No one on the Strip is happier to see 2008 end more than Sheldon Adelson. The past 12 months have not been the best of times for the 75-year-old billionaire chairman and CEO of Las Vegas Sands Corp.
Let’s recap 2008, in no particular order.
Adelson began the year as America’s third-richest person, according to Forbes magazine. Then the share price of Las Vegas Sands collapsed, taking Adelson’s fortunes with it. He infused more than $1 billion in cash to shore up the company.
By November, Adelson’s net worth had lost $24 billion, the most of any member of the Forbes 400. The magazine said Adelson may struggle to stay on the list.
A company capitalization effort reduced Adelson’s majority ownership stake in Las Vegas Sands by almost 20 percent. Infighting between Adelson and his senior executives was also disclosed.
Adelson didn’t fare well in the courtroom. Hong Kong businessman Richard Suen won a $60.5 million verdict against the company in May. A Clark County jury believed Adelson stiffed Suen, who testified that his efforts helped the company win its Macau gambling concession. Adelson spent more than a day on the witness stand. The case is being appealed.
In November, Adelson agreed to dismiss with prejudice a 3-year-old libel lawsuit against R-J columnist John L. Smith after a federal judge said portions of Adelson’s confidential gaming records could be made public.
Adelson didn’t have a good year in politics.

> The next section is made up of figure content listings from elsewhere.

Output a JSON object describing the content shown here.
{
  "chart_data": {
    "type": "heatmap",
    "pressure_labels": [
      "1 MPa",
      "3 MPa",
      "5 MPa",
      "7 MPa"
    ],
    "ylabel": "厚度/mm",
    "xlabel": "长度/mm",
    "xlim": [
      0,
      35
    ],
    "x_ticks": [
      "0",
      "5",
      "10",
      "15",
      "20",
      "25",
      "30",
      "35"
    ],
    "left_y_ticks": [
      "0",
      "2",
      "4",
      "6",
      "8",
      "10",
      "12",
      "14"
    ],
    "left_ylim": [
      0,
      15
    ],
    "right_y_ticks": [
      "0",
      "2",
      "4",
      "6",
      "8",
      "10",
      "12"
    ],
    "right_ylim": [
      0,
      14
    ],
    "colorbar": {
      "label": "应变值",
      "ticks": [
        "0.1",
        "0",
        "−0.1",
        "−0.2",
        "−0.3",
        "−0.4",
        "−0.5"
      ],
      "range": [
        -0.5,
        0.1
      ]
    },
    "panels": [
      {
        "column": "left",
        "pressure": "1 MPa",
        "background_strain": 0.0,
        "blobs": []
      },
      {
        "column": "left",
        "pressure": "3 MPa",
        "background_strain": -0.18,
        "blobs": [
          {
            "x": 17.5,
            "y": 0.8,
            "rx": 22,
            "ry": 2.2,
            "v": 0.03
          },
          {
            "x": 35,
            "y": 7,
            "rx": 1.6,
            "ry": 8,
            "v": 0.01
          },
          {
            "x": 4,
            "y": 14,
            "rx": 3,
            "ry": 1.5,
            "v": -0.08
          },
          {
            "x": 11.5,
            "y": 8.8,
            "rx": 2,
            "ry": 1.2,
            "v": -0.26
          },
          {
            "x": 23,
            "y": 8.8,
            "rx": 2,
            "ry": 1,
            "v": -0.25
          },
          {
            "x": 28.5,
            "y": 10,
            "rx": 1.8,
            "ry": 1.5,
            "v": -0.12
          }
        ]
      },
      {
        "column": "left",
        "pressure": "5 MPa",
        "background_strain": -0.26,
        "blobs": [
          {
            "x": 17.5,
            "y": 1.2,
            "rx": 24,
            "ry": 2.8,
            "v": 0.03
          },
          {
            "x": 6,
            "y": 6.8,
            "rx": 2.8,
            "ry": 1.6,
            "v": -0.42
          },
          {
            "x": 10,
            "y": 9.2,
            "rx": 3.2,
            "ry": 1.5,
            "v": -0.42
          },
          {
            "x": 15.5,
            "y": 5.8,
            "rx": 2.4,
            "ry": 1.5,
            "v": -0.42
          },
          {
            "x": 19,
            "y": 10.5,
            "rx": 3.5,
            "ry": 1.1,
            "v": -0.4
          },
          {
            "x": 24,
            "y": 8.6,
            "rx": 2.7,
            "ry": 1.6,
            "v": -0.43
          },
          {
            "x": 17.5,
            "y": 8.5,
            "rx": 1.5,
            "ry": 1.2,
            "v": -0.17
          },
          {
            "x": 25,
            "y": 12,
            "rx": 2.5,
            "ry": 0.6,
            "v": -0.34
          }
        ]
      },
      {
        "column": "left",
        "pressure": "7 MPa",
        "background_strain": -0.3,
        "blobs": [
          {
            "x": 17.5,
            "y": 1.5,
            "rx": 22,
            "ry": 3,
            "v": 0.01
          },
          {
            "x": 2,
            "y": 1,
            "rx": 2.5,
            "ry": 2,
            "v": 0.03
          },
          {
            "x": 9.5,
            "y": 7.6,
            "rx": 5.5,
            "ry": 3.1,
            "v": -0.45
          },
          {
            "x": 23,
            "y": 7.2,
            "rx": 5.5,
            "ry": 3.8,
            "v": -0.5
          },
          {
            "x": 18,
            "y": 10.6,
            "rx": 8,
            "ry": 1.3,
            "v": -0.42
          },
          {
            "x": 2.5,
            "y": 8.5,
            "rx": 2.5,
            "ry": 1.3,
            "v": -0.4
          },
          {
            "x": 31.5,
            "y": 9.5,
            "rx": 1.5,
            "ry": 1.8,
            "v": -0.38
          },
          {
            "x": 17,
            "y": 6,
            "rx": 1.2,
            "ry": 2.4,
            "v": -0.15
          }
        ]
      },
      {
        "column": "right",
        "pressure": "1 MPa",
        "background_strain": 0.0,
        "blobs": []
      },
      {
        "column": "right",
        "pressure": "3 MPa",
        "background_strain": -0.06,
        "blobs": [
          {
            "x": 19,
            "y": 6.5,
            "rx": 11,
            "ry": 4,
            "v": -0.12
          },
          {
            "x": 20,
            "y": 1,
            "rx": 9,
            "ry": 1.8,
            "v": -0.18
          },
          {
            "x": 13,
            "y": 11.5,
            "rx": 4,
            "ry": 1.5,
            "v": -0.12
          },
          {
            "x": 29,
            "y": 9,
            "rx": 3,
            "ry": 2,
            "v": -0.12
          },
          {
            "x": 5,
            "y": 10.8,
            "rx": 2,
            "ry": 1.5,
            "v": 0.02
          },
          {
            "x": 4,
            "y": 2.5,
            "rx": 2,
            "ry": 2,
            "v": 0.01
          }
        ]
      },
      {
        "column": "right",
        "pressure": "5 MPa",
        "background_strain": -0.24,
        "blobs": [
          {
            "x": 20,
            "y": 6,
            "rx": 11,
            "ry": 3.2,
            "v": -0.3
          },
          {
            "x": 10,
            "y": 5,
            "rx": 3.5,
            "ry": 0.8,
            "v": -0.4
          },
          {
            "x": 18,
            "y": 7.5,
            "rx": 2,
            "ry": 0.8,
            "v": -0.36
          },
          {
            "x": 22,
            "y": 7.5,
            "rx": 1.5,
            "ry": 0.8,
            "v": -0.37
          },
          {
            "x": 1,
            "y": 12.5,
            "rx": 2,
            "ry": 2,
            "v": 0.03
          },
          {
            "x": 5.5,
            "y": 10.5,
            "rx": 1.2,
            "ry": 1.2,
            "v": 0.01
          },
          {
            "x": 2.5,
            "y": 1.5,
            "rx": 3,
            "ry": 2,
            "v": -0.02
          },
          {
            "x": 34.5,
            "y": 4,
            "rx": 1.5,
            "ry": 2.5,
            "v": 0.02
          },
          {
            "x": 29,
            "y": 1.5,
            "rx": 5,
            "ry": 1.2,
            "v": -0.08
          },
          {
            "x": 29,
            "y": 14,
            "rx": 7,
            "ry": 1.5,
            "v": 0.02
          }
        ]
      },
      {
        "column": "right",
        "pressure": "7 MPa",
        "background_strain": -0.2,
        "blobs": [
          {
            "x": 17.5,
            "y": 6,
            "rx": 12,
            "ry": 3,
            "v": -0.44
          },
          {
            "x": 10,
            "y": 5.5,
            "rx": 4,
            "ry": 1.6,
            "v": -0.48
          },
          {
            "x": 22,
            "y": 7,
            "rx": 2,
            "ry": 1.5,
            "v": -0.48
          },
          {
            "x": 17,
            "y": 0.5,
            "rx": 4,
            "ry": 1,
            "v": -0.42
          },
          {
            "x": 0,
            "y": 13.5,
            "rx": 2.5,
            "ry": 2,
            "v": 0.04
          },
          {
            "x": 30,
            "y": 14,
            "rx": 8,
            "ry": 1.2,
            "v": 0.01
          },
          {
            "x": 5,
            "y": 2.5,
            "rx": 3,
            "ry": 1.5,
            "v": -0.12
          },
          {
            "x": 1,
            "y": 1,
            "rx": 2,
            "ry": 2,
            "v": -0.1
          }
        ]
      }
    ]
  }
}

His initial choice for president, Rudy Giuliani, flamed out. Adelson then backed Republican John McCain’s losing effort against Barack Obama.
Adelson was the major financial backer of Freedom Watch, a conservative advocacy group that spent $30 million on four U.S. Senate races and about three dozen congressional races. The organization and Adelson personally backed the re-election effort of Nevada Rep. Jon Porter, who was beaten by Democrat Dina Titus. Freedom Watch lost almost all its races. The R-J’s Molly Ball reported the organization was defunct by the end of November.
Adelson’s political efforts failed locally. He backed a plan to qualify two state ballot initiatives that would have reduced the budget and responsibilities of the Las Vegas Convention and Visitors Authority. Courts threw out the measures on technicalities.
Things didn’t fare well in Macau. Construction projects on the Cotai Strip were suspended because of finances. The government imposed visa restrictions that slowed visitation.
A year ago, Adelson celebrated the opening of Las Vegas Sands’ $1.8 billion Palazzo hotel-casino. This New Year’s, he is celebrating surviving 2008.